Denna seufzte verärgert. »Also gut, der Stallmeister deines Vaters, ja? Denk an die vielen verschiedenen Pferde, die der Baron besitzt: Ackergäule, Kutschpferde, Jagdpferde …«
Erregtes Murmeln.
»Genau«, sagte Denna. »Wenn du also die Wahl hättest, welches Pferd wolltest du sein? Ein Ackergaul verrichtet schwere Arbeit, aber bekommt er den besten Stall? Das beste Futter?«
Murmeln.
»Stimmt, das bekommen die edlen Vollblüter. Sie werden verwöhnt und müssen nur arbeiten, wenn eine Parade oder Jagd ansteht.« Denna machte eine kurze Pause. »Wenn du also eine Hure sein willst, musst du es richtig anstellen. Du willst keine billige Hafennutte sein, sondern eine Herzogin. Die Männer sollen dir den Hof machen und dir Geschenke schicken.«
Ein Murmeln.
»Ja, Geschenke. Wenn sie dich bezahlen, haben sie das Gefühl, dich zu besitzen. Und wohin das führt, hast du heute Abend erlebt. Du kannst entweder deine Aussprache und das Leibchen mit dem tiefen Ausschnitt behalten und dich für einen Halbpenny von Matrosen begrapschen und flachlegen lassen. Oder du lernst dich zu benehmen, lässt dir die Haare richten und empfängst feine Herren als Freier. Wenn du interessant und hübsch bist und zuhören kannst, werden die Männer deine Gesellschaft suchen. Sie werden mit dir nicht nur ins Bett gehen, sondern auch tanzen wollen. Dann bist du es, die über sie bestimmt. Eine Herzogin muss nie im Voraus für ihr Zimmer bezahlen. Niemand legt eine Herzogin in einer dunklen Gasse über ein Fass und schlägt ihr, wenn er sein Vergnügen gehabt hat, die Zähne aus.«
»Nein«, erwiderte Denna grimmig. Die Münzen wurden klimpernd in eine Geldbörse gesteckt. »Mach dir nichts vor. Auch das schönste Pferd bleibt immer ein Pferd. Das heißt, früher oder später wird man dich reiten.«
Ein fragendes Murmeln.
»Dann gehst du«, sagte Denna. »Wenn sie mehr wollen, als du zu geben bereit bist, bleibt dir nichts anderes übrig. Du verschwindest heimlich und leise über Nacht.
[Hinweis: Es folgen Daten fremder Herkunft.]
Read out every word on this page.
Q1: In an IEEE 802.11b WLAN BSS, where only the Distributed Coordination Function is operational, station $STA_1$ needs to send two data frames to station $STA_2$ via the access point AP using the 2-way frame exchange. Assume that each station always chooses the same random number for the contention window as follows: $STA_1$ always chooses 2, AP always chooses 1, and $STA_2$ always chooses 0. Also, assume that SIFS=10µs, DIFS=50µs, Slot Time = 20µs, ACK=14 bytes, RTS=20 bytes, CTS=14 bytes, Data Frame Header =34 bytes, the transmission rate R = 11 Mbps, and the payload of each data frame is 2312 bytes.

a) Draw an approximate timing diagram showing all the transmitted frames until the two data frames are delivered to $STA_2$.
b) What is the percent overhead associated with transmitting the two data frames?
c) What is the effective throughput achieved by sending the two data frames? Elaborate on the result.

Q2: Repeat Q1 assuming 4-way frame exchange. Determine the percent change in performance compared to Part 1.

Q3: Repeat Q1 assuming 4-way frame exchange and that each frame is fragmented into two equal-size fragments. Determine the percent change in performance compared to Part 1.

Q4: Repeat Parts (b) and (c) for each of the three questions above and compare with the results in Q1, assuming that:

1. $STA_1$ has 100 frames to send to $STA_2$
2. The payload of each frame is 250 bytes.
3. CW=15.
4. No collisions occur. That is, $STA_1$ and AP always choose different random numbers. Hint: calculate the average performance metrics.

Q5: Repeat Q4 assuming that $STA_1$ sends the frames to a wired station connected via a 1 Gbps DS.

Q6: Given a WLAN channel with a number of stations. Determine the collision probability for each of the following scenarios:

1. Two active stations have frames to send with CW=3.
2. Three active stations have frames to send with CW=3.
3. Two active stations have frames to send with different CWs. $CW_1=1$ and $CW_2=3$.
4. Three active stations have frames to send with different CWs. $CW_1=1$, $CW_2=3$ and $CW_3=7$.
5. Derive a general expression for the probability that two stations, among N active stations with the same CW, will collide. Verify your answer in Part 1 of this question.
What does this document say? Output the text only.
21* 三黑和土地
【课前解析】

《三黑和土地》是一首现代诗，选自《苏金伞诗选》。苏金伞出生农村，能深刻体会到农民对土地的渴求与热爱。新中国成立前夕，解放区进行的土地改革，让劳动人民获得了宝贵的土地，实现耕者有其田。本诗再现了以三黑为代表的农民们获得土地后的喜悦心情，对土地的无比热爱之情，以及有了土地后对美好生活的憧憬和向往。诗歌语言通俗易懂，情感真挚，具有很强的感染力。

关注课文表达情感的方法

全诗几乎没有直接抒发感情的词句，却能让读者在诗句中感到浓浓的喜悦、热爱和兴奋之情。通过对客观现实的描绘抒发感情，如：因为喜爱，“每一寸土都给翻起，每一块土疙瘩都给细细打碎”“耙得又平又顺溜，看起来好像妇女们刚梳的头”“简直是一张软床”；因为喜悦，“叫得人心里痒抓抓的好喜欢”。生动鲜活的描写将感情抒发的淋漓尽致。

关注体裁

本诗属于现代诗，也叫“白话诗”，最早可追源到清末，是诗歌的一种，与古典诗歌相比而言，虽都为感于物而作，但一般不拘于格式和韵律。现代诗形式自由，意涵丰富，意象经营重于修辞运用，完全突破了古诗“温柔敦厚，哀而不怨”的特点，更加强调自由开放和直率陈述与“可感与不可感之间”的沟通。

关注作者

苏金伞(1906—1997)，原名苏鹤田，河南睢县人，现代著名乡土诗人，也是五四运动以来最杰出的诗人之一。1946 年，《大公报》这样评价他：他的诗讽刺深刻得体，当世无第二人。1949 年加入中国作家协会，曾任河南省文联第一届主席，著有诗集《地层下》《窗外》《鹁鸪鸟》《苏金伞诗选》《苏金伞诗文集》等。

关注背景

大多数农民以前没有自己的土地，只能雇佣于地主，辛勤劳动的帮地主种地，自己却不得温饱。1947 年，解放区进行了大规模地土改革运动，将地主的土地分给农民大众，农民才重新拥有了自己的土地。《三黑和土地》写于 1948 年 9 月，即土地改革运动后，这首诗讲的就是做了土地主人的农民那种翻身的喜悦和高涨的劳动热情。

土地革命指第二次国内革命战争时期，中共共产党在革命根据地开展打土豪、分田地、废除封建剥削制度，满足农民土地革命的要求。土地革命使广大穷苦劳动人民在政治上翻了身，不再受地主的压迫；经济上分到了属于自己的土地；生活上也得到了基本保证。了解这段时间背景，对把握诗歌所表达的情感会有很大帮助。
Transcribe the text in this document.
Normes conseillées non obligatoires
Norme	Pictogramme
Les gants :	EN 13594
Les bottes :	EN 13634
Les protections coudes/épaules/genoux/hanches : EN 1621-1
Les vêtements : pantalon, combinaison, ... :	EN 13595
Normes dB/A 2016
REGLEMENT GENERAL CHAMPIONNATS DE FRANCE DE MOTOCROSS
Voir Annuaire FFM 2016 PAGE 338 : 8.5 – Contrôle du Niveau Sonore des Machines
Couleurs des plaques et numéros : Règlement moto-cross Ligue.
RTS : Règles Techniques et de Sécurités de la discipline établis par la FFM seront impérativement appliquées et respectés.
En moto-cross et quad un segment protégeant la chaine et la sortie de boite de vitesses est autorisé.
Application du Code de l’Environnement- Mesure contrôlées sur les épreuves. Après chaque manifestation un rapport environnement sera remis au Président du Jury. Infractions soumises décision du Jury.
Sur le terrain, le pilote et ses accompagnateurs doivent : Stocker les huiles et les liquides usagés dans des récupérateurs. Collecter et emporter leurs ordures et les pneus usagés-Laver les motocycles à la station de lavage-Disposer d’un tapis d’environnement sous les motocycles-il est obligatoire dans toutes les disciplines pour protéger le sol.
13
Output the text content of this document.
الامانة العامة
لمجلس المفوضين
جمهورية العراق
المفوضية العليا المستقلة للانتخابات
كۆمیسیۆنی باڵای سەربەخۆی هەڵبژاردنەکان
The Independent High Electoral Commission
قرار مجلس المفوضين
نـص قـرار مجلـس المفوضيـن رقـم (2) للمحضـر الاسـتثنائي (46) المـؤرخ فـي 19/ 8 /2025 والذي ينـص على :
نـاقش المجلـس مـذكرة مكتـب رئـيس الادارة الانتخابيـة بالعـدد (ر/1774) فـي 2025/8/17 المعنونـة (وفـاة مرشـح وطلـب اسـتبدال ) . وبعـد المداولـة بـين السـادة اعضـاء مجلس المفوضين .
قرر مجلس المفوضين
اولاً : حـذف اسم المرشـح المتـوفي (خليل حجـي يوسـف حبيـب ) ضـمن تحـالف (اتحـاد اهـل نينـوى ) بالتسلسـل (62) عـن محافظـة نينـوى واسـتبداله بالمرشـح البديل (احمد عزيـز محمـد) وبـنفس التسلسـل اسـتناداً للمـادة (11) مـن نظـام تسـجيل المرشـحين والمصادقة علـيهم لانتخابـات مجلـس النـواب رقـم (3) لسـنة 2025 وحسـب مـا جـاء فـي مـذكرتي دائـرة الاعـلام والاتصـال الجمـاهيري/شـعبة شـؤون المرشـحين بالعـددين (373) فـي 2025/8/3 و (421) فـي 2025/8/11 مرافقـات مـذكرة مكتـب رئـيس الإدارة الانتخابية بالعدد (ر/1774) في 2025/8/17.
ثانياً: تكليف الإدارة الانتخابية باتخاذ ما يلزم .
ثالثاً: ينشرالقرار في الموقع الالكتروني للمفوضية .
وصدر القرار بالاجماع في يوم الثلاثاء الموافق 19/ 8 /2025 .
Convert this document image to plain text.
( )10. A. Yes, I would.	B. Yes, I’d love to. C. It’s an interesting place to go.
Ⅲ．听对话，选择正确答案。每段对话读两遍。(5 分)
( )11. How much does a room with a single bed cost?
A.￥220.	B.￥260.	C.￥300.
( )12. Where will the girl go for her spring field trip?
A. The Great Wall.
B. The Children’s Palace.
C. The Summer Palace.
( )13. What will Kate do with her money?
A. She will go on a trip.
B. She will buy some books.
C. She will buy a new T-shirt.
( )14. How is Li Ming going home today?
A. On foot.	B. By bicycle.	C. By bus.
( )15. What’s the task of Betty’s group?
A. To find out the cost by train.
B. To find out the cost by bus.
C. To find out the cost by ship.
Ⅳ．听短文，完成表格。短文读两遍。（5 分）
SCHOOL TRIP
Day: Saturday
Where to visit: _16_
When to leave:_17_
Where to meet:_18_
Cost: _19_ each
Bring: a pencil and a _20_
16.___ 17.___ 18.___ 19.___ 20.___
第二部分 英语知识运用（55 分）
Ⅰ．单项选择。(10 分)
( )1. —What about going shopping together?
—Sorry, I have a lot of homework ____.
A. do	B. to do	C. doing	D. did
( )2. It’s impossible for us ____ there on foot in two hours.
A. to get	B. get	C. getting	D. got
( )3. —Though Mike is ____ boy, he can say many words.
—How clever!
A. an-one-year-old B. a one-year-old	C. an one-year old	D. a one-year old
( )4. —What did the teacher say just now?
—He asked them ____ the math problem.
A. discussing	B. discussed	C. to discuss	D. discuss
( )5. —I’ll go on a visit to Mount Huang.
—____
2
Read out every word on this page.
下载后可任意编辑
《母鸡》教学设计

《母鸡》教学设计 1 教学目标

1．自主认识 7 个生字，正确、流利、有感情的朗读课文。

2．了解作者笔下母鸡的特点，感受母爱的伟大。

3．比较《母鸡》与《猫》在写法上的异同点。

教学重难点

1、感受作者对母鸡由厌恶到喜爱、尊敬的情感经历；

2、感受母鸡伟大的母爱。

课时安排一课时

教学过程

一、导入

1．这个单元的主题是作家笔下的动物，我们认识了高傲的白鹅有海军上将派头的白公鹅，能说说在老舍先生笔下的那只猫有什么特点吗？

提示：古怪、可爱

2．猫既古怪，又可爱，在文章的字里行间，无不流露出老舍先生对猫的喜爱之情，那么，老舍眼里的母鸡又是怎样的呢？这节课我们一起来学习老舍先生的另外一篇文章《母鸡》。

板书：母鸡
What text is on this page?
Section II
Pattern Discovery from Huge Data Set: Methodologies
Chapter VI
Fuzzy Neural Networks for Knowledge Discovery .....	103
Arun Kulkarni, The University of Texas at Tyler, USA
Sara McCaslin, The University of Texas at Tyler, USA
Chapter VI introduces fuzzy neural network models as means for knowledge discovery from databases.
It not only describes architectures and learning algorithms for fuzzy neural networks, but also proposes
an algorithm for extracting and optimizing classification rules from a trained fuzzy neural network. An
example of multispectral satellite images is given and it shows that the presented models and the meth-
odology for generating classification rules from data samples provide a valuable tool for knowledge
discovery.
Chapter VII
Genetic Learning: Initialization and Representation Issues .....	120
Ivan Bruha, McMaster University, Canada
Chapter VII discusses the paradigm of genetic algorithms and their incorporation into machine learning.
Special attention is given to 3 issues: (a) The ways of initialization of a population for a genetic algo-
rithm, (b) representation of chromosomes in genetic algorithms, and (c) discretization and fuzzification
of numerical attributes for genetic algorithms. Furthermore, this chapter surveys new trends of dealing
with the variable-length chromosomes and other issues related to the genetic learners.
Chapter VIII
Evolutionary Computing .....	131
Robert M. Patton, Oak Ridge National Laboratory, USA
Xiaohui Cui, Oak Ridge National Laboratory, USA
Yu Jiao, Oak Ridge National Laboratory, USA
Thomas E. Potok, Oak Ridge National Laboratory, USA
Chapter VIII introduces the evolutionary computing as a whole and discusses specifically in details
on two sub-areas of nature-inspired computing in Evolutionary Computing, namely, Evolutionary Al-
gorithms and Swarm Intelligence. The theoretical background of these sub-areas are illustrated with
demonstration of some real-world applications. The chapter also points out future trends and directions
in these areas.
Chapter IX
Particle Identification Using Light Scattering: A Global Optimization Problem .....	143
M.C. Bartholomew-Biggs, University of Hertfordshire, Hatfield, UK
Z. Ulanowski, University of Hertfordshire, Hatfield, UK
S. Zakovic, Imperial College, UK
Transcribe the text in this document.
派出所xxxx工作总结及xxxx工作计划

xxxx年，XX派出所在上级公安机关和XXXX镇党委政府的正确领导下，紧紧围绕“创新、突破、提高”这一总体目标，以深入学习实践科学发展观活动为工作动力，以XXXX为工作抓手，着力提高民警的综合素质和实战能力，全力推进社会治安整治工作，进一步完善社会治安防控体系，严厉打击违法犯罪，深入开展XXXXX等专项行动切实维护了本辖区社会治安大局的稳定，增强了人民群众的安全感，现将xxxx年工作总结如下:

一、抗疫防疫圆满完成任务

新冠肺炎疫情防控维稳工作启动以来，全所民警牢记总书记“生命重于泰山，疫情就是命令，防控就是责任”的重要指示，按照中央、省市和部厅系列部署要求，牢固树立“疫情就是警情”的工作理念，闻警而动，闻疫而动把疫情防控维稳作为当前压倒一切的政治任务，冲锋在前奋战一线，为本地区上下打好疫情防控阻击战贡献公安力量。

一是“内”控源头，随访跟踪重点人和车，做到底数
Aber damit brichst du alle Brücken hinter dir ab. Das ist der Preis, den du dafür zahlst.«
Ein zögerndes Murmeln.
»Das kann ich dir nicht sagen. Du musst selbst entscheiden, was du willst. Willst du nach Hause zurückkehren? Das hat seinen Preis. Willst du dein Leben selbst in die Hand nehmen? Auch das hat seinen Preis. Willst du die Freiheit haben, etwas abzulehnen? Auch das kostet etwas. Alles hat seinen Preis.«
Ein Stuhl wurde vom Tisch zurückgeschoben, und ich hörte die beiden aufstehen. Ich drückte mich mit dem Rücken an die Wand. »So etwas muss jeder mit sich selbst ausmachen«, sagte Denna. Ihre Stimme entfernte sich. »Was willst du am meisten? Was wünschst du dir so dringend, dass du alles dafür zu geben bereit bist?«
Ich blieb noch lange sitzen, nachdem die beiden gegangen waren, und versuchte meinen Wein zu trinken.